Speech to Text to Speech. Song now playing. Sends text as OSC messages to VRChat to display on avatar. (STTTS) (Speech to TTS) (VRC STT System) (VTuber TTS)
https://TTSVoiceWizard.com
MIT License
579 stars 66 forks source link

Issue about Whisper Model recognition Chinese #36

Closed XieLongWu closed 1 year ago

XieLongWu commented 1 year ago

I have tested almost all whisper models of all sizes, and similar things happen. When the recognition input language is set to Chinese. When there is no voice input, the whisper model will continue to output spam, but if it is set to English, there will be no similar issue. Japanese has not found the same issue, and I have not tried other languages. Then I tried to switch the model to vosk, and there was no similar issue.

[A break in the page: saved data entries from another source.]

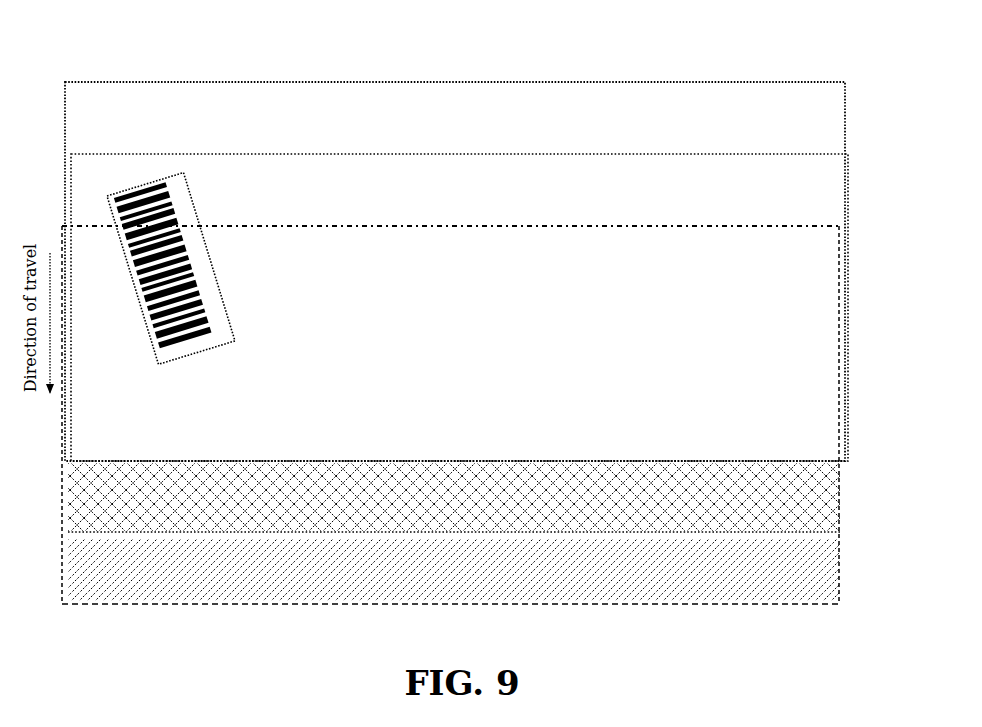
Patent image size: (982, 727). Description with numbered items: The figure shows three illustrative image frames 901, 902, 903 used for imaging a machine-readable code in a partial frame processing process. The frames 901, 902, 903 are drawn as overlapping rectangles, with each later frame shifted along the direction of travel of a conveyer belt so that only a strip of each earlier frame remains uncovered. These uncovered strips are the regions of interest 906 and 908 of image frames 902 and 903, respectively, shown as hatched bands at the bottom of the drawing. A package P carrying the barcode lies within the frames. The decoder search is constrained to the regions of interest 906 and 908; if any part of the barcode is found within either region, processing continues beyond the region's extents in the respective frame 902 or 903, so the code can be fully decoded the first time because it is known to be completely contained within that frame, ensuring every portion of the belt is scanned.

The image frame 901 is at (392, 82).
The image frame 902 is at (392, 154).
The image frame 903 is at (392, 226).
The package P is at (180, 286).
The region of interest 906 is at (842, 500).
The region of interest 908 is at (842, 566).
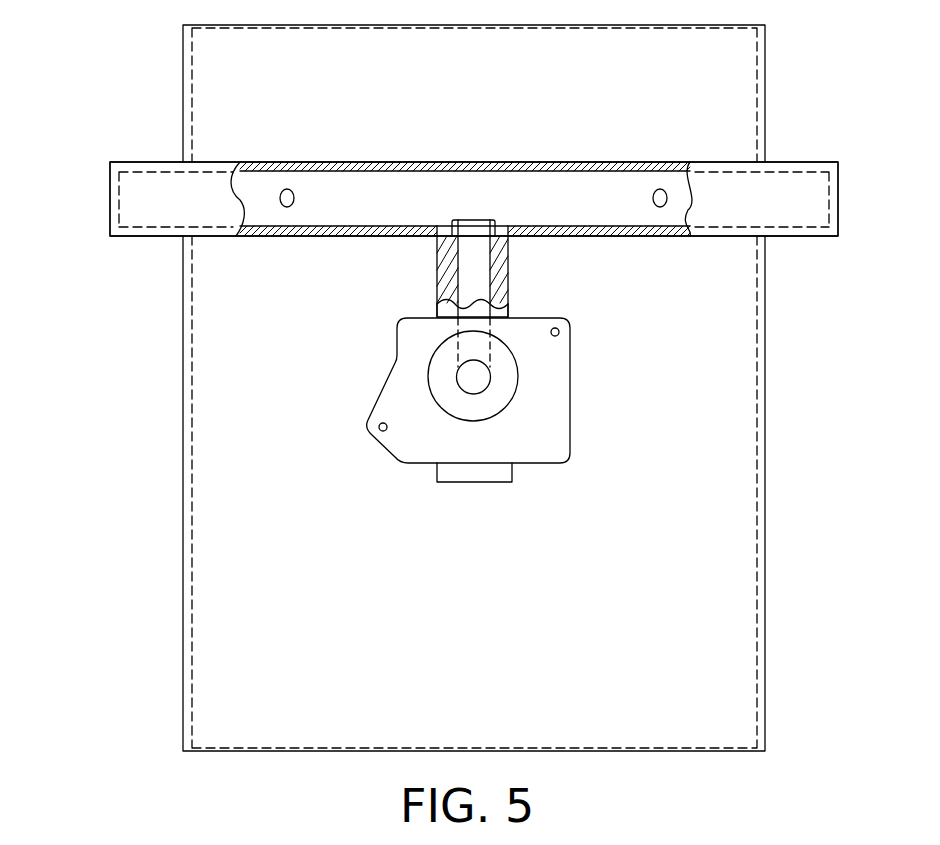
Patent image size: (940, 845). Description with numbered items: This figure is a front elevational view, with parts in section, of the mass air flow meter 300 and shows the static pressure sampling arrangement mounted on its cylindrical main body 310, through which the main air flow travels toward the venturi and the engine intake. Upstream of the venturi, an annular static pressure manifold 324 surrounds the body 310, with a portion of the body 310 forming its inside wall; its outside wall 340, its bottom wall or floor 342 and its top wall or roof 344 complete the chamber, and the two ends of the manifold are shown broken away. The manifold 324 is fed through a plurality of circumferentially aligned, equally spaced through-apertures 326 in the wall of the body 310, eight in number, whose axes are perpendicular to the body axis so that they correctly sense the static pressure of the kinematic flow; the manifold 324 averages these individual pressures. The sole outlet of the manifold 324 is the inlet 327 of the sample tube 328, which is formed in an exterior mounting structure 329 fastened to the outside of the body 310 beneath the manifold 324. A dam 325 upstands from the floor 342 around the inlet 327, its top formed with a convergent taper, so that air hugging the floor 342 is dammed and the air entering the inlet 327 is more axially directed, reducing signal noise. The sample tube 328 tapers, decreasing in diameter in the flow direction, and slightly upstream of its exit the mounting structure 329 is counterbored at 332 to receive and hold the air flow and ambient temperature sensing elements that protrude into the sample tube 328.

The mass air flow meter 300 is at (816, 96).
The main body 310 is at (183, 57).
The static pressure manifold 324 is at (817, 152).
The dam 325 is at (452, 221).
The through-apertures 326 is at (293, 196).
The inlet 327 is at (488, 220).
The sample tube 328 is at (455, 295).
The mounting structure 329 is at (508, 302).
The counterbore 332 is at (512, 382).
The outside wall 340 is at (110, 206).
The floor 342 is at (332, 232).
The roof 344 is at (355, 163).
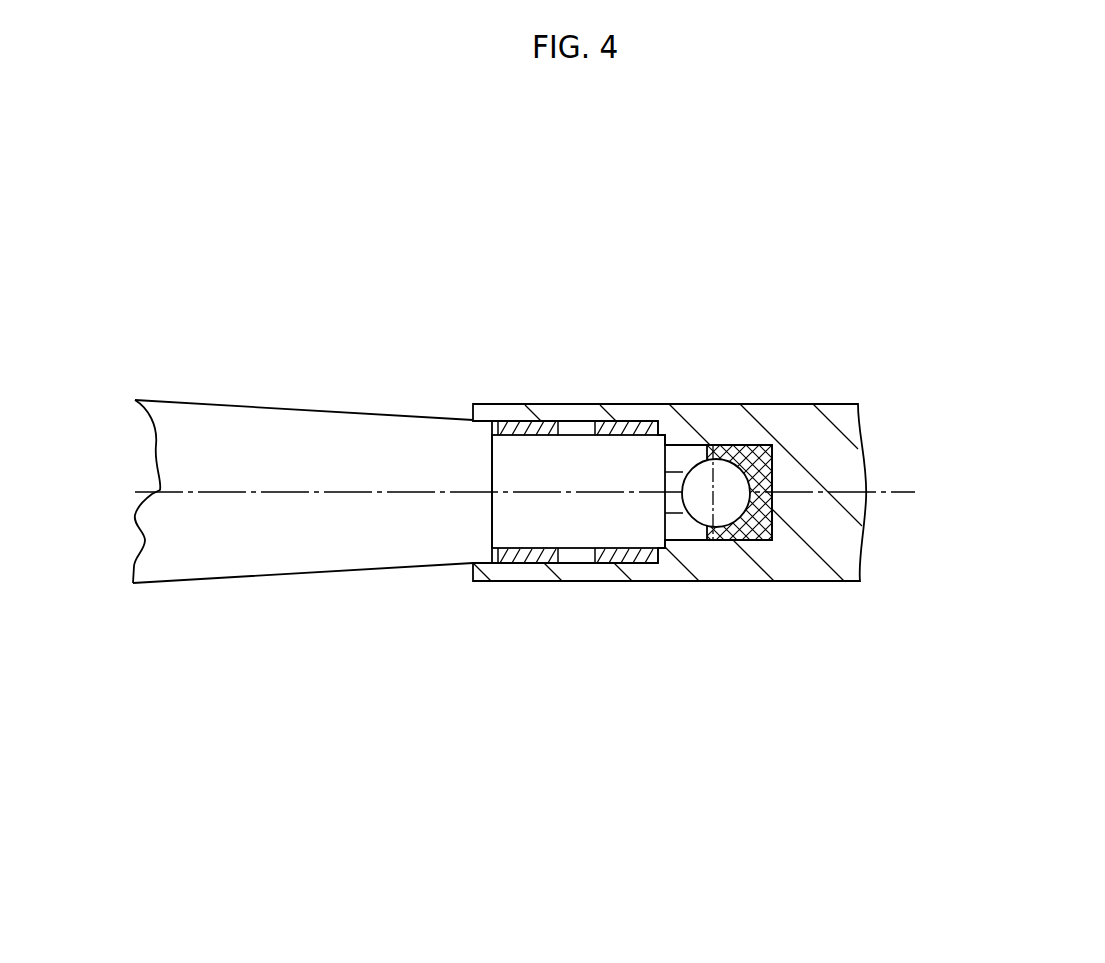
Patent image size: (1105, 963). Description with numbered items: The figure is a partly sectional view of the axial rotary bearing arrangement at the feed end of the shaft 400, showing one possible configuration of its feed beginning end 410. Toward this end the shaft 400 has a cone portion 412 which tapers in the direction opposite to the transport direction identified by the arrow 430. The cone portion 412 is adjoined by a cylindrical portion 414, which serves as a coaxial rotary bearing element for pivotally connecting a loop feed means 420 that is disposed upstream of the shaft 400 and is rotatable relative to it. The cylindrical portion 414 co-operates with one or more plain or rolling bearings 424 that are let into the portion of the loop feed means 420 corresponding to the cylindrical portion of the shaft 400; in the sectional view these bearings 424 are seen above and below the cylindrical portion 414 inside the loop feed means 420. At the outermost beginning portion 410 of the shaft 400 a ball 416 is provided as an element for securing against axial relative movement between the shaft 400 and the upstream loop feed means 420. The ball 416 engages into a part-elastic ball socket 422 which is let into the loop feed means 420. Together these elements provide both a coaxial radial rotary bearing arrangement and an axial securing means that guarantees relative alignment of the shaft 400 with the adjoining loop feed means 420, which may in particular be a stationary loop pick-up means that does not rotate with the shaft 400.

When I set the input to a microphone without any signal input, as can be seen in the screenshot, the whisper models output garbage. TTSVoiceWizard_2023-06-21_13-06-43

This issue occurs more often when the mic is set to the one that I everyday use at the time I don't say anything

I don't know what caused this problem. I tried to use text replacement to delete these spam messages, but he often randomly combined some common words and randomly added spaces, which made it basically unusable.

I checked Whisper Model's github, as well as some technology shares using Whisper Model directly. But there seems to be no such problem. It seems that Whisper Model can be set to recognize multiple languages at the same time. Is it possible to manually add startup commands, or provide an option to select multiple languages? I wonder if this problem will be eliminated when multiple languages are recognized at the same time.

VRCWizard commented 1 year ago

This is an issue with the package I use https://github.com/Const-me/Whisper/issues/54 , where it hallucinates words where there are non. I'll be looking into adding a similar solution as proposed in this issue.

XieLongWu commented 1 year ago

This is an issue with the package I use Const-me/Whisper#54 , where it hallucinates words where there are non. I'll be looking into adding a similar solution as proposed in this issue.

Oh I see, turns out this is indeed an issue with whisper, I'll close this issue and try to post an issue on whisper, thanks for your help.